Ex sacerdote abusò di un 11enne. Il giudice accusa: “La Chiesa foggiana fu superficiale”

Le parole del giudice nelle motivazioni della sentenza che a Bari ha condannato a otto anni Giovanni Trotta, il quale sarà processato a Foggia per abusi su altri nove minorenni

Parla di “atteggiamento quantomeno superficiale delle locali autorità religiose” il gup barese Giovanni Anglana nelle motivazioni della sentenza con cui nei mesi scorsi ha condannato Giovanni Trotta, ex sacerdote ed ex allenatore di una squadra di calcio giovanile della provincia di Foggia, a otto anni di reclusione per violenza sessuale su un 11enne. Trotta sarà inoltre processato a partire dal prossimo 5 giugno dinanzi al tribunale di Foggia per abusi su altri nove minorenni.

“Appare quantomeno superficiale – scrive il gup nelle motivazioni della sentenza relativa alla prima vicenda – l’atteggiamento tenuto dalle locali autorità religiose. Le quali, malgrado la chiara prescrizione contenuta nel verdetto della Congregazione della dottrina della fede (con il quale Trotta veniva ridotto allo stato laicale per ragioni correlate ad abusi su minori) con il quale l’imputato avrebbe dovuto essere segnalato nel caso di situazioni potenzialmente pericolose per i minori, hanno mantenuto assoluto silenzio al riguardo”. Gli hanno consentito “addirittura – si legge inoltre – di continuare a indossare il clergy (il colletto bianco delle camicie usate dai sacerdoti) e a farsi chiamare don Gianni, così permettendo all’imputato di continuare impunemente a frequentare minori e a farne oggetto delle sue abominevoli perversioni”.

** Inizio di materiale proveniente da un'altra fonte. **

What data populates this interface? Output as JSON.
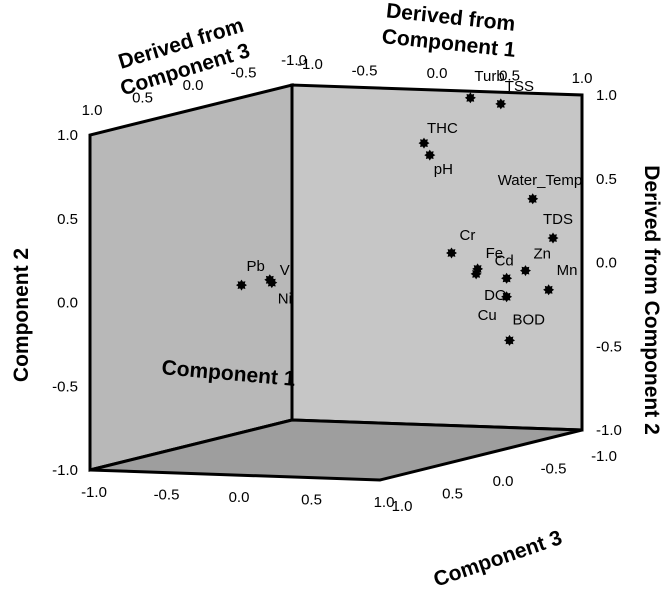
{
  "chart_data": {
    "type": "scatter",
    "subtype": "3d-loading-plot",
    "colors": {
      "left_wall": "#b8b8b8",
      "back_wall": "#c6c6c6",
      "floor": "#9e9e9e",
      "edges": "#000000",
      "marker": "#000000"
    },
    "axes": {
      "x": {
        "label": "Component 1",
        "ticks": [
          "-1.0",
          "-0.5",
          "0.0",
          "0.5",
          "1.0"
        ]
      },
      "y": {
        "label": "Component 2",
        "ticks": [
          "1.0",
          "0.5",
          "0.0",
          "-0.5",
          "-1.0"
        ]
      },
      "z": {
        "label": "Component 3",
        "ticks": [
          "1.0",
          "0.5",
          "0.0",
          "-0.5",
          "-1.0"
        ]
      },
      "derived_x": {
        "label_line1": "Derived from",
        "label_line2": "Component 1",
        "ticks": [
          "-0.5",
          "0.0",
          "0.5",
          "1.0"
        ],
        "corner_tick": "-1.0"
      },
      "derived_y": {
        "label": "Derived from Component 2",
        "ticks": [
          "1.0",
          "0.5",
          "0.0",
          "-0.5",
          "-1.0"
        ]
      },
      "derived_z": {
        "label_line1": "Derived from",
        "label_line2": "Component 3",
        "ticks": [
          "1.0",
          "0.5",
          "0.0",
          "-0.5",
          "-1.0"
        ]
      }
    },
    "points": [
      {
        "label": "Turb",
        "x": 0.23,
        "y": 0.96,
        "z": -1.0
      },
      {
        "label": "TSS",
        "x": 0.44,
        "y": 0.93,
        "z": -1.0
      },
      {
        "label": "THC",
        "x": -0.09,
        "y": 0.68,
        "z": -1.0
      },
      {
        "label": "pH",
        "x": -0.05,
        "y": 0.61,
        "z": -1.0
      },
      {
        "label": "Water_Temp",
        "x": 0.66,
        "y": 0.37,
        "z": -1.0
      },
      {
        "label": "TDS",
        "x": 0.8,
        "y": 0.14,
        "z": -1.0
      },
      {
        "label": "Cr",
        "x": 0.1,
        "y": 0.03,
        "z": -1.0
      },
      {
        "label": "Fe",
        "x": 0.28,
        "y": -0.06,
        "z": -1.0
      },
      {
        "label": "DO",
        "x": 0.27,
        "y": -0.09,
        "z": -1.0
      },
      {
        "label": "Cd",
        "x": 0.48,
        "y": -0.11,
        "z": -1.0
      },
      {
        "label": "Zn",
        "x": 0.61,
        "y": -0.06,
        "z": -1.0
      },
      {
        "label": "Mn",
        "x": 0.77,
        "y": -0.17,
        "z": -1.0
      },
      {
        "label": "Cu",
        "x": 0.48,
        "y": -0.22,
        "z": -1.0
      },
      {
        "label": "BOD",
        "x": 0.5,
        "y": -0.48,
        "z": -1.0
      },
      {
        "label": "Pb",
        "x": -1.0,
        "y": -0.12,
        "z": -0.5
      },
      {
        "label": "V",
        "x": -1.0,
        "y": -0.13,
        "z": -0.78
      },
      {
        "label": "Ni",
        "x": -1.0,
        "y": -0.15,
        "z": -0.8
      }
    ]
  }
}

Nelle motivazioni della sentenza il giudice ricostruisce le presunte violenze commesse fra il 2013 il 2014 nei confronti dell’11enne, del quale avrebbe abusato sessualmente “millantando la sua qualità di sacerdote (sebbene invece ridotto dal 2012 allo stato laico), nonché con la promessa di un ingaggio come fotomodello nel mondo della moda e con quella di un provino per una importante società calcistica romana”. Il giudice definisce poi l’imputato “abituale adescatore di minori via Internet”, parla di “inquietante background di pederastia di cui è portatore” e di “atavica dimestichezza all’utilizzazione perversa degli strumenti informatici”.

Il gup rimarca “la serialità patologica delle condotte” e “l’estrema pericolosità sociale” di Trotta. E nella quantificazione della pena non risparmia valutazioni sui “traumi psicologici” causati alla vittima “potenzialmente devastanti tenuto conto dell’età del ragazzino”. Le indagini coordinate dalla pm Simona Filoni hanno poi accertato abusi commessi nel 2014 da Trotta su altri nove minori di età compresa fra i 12 e i 13 anni. Per i reati di violenza sessuale aggravata, produzione e diffusione di materiale pedopornografico, adescamento di minori, il gup barese Roberto Oliveri del Castillo ha rinviato a giudizio Trotta dinanzi al tribunale di Foggia.

Contro di lui si è costituito parte civile uno dei nove minori presunte vittime degli abusi, tutti affidati alla sua custodia in quanto dirigente e allenatore della squadra di calcio frequentata dai bambini, nonché loro docente di lezioni private, dei quali avrebbe abusato nella sua abitazione singolarmente o in gruppo, fotografandoli durante gli atti sessuali.